2019-11-29 - Background Foreground Demo Android App
Category DEVJust completed this yesterday, and it works as expected:
https://bitbucket.org/ralfoide/misc-exp-public/src/master/android/bg-demo/
(In retrospect, I should have called the demo “fg-demo”).
First off, I’d say duplicating the job-demo project was easy and the way to go: dup the folder, remove app/build as well as anything excluded by gitconfig, then do a simple grep/sed on “job.demo”. The only 2 places where it was used was in the app name.
The demo uses a “startForegroundService”, a regular Service, and a “startForeground” from the onStartCommand of the service, with a notification.
The service is started when the activity is started/resumed. The service is only stopped when the stop button in the activity is explicitly used. The service itself runs a thread that updates a counter. The activity binds to the service to give a callback, used to update the counter on screen.
As this is both a “bound” service (for the activity) and a “started” service, it keeps running until it is both stopped and unbound from the UI.
There are a few cases where the system may kill & restart the service immediately.
Which project make sense using that, and which do not?

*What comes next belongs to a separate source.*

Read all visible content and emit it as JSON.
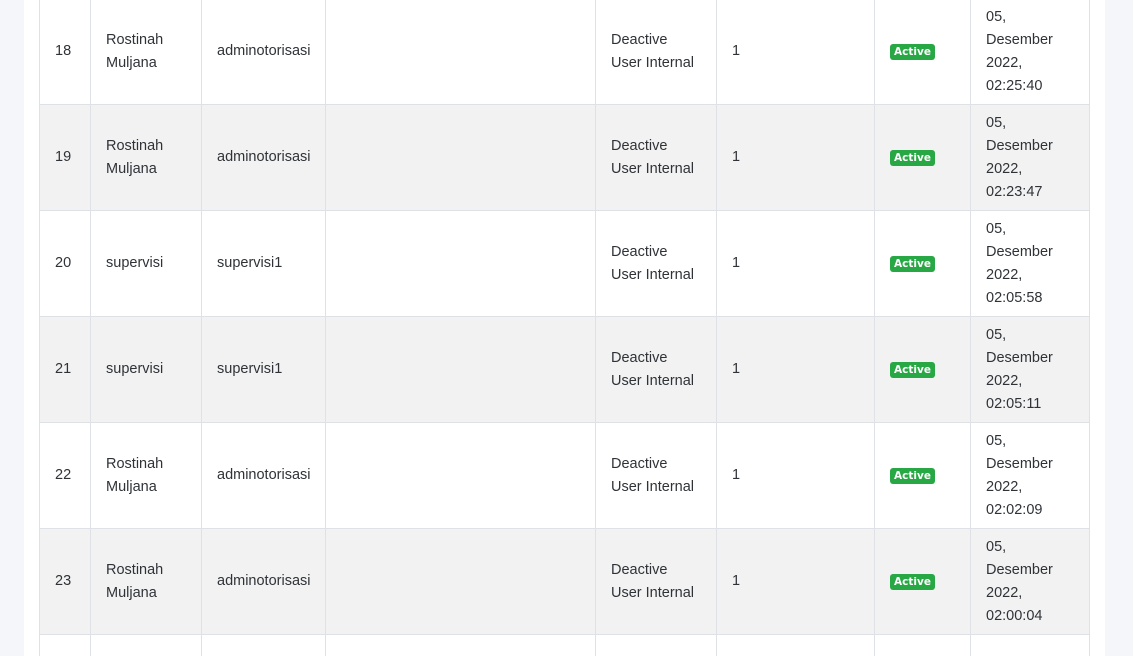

In the past, I’ve been using background services for applications that:
- Do some kind of system control and need to run in the background all the time.

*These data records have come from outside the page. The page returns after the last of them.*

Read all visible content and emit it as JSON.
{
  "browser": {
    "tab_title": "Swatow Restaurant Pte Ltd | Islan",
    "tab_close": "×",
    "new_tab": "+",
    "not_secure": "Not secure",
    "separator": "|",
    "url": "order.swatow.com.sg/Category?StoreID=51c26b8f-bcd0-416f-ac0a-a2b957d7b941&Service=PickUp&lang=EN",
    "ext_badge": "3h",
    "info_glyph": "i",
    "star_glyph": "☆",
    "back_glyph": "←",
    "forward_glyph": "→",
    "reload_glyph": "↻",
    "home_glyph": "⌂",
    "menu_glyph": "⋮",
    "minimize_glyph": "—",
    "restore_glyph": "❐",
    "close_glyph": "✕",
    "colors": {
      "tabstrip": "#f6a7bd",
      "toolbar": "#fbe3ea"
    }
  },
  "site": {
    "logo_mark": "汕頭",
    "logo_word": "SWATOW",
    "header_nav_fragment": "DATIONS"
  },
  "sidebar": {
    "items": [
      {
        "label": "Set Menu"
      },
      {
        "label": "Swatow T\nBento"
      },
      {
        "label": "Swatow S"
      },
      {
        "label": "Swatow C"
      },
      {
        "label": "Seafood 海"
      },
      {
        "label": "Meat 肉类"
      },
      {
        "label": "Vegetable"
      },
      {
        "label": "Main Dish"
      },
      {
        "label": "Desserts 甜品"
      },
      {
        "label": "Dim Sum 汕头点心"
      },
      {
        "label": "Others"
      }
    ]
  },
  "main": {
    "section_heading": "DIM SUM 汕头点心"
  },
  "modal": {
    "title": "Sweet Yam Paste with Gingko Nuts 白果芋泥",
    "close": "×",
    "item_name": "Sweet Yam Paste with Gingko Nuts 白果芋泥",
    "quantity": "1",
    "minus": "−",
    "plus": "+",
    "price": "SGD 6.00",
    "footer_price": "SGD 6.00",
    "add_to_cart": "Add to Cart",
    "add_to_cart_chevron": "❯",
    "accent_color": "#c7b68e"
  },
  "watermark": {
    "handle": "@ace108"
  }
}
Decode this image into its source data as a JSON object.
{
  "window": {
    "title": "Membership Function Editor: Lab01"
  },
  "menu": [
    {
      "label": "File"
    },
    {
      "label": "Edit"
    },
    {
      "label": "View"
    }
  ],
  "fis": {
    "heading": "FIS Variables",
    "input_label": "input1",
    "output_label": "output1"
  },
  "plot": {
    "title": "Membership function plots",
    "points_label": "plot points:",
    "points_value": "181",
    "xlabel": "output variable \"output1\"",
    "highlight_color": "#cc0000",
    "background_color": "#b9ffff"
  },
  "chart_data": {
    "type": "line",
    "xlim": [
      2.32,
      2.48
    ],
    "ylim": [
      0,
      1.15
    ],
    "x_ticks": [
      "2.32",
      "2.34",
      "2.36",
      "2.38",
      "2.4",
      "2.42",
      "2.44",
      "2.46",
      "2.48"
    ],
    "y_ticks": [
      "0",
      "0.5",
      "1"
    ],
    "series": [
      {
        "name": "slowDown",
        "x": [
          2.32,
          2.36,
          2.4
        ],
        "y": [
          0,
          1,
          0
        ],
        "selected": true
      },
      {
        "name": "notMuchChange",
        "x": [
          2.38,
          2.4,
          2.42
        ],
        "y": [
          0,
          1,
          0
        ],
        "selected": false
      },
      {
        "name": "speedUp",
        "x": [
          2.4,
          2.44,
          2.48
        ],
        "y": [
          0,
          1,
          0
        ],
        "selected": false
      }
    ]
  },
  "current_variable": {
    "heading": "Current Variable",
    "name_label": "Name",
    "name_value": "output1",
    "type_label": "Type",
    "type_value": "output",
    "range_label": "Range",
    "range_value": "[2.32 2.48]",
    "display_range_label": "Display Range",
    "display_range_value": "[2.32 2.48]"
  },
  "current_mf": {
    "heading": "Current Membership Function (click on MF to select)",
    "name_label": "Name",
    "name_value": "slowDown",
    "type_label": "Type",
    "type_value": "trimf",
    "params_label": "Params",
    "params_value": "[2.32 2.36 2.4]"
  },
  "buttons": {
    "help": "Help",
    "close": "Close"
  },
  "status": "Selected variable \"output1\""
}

- Those that have expensive/complicated startup, for example with network connections to hold the update state.
In these cases, it’s a bit wasteful to stop everything as soon as the user switches between apps.
In a post-Android-O world, one should balance between this and using a JobService, or neither.

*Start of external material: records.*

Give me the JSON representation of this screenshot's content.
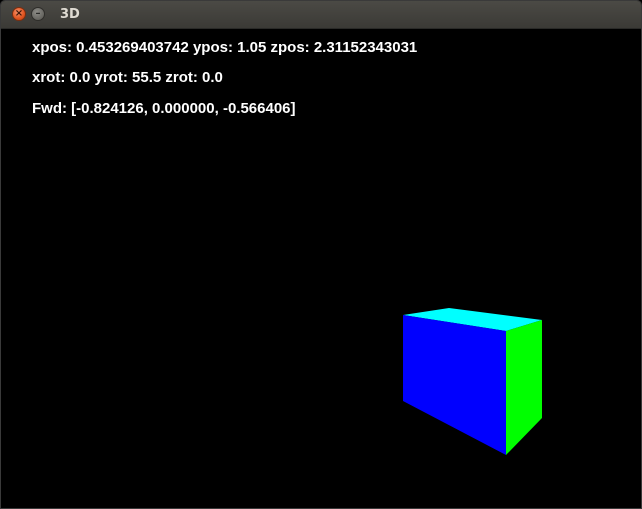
{
  "window": {
    "title": "3D",
    "close_glyph": "×",
    "minimize_glyph": "–"
  },
  "hud": {
    "position": "xpos: 0.453269403742 ypos: 1.05 zpos: 2.31152343031",
    "rotation": "xrot: 0.0 yrot: 55.5 zrot: 0.0",
    "forward": "Fwd: [-0.824126, 0.000000, -0.566406]"
  },
  "scene": {
    "background_color": "#000000",
    "cube_faces": {
      "front_color": "#0000ff",
      "top_color": "#00ffff",
      "side_color": "#00ff00"
    }
  }
}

How would I use these for current, former, or future projects:
- DccThrottle: Foreground service is a logical choice. User is expected to switch between apps, not lose control, and be able to change back immediately. Service only needs to be started once at least one engine is in command; stopped by asking for confirmation when trying to exit the app (or the double-back pattern).
- RTAC: Background service is a logical choice, but not necessary. The app is supposed to be used in foreground. Instead it could just use an app singleton thread.
- T3: JobService + AlarmManager.
- Bearing: This was using a background service before. The new version just uses an activity-centric update. State is lost/reconstructed when outside of the activity.
Follow up work:
- Change on-going notification to “App Blah is Running”.
- Change notification setting so that it does not beep at me (lower priority).
- Add 1 or 2 notification actions: “quit now” vs “open”.
- Open would do what the current notification click does, bring the activity.
- Quite would both stop the service and kill the app (or more exactly stop the activity if it’s open).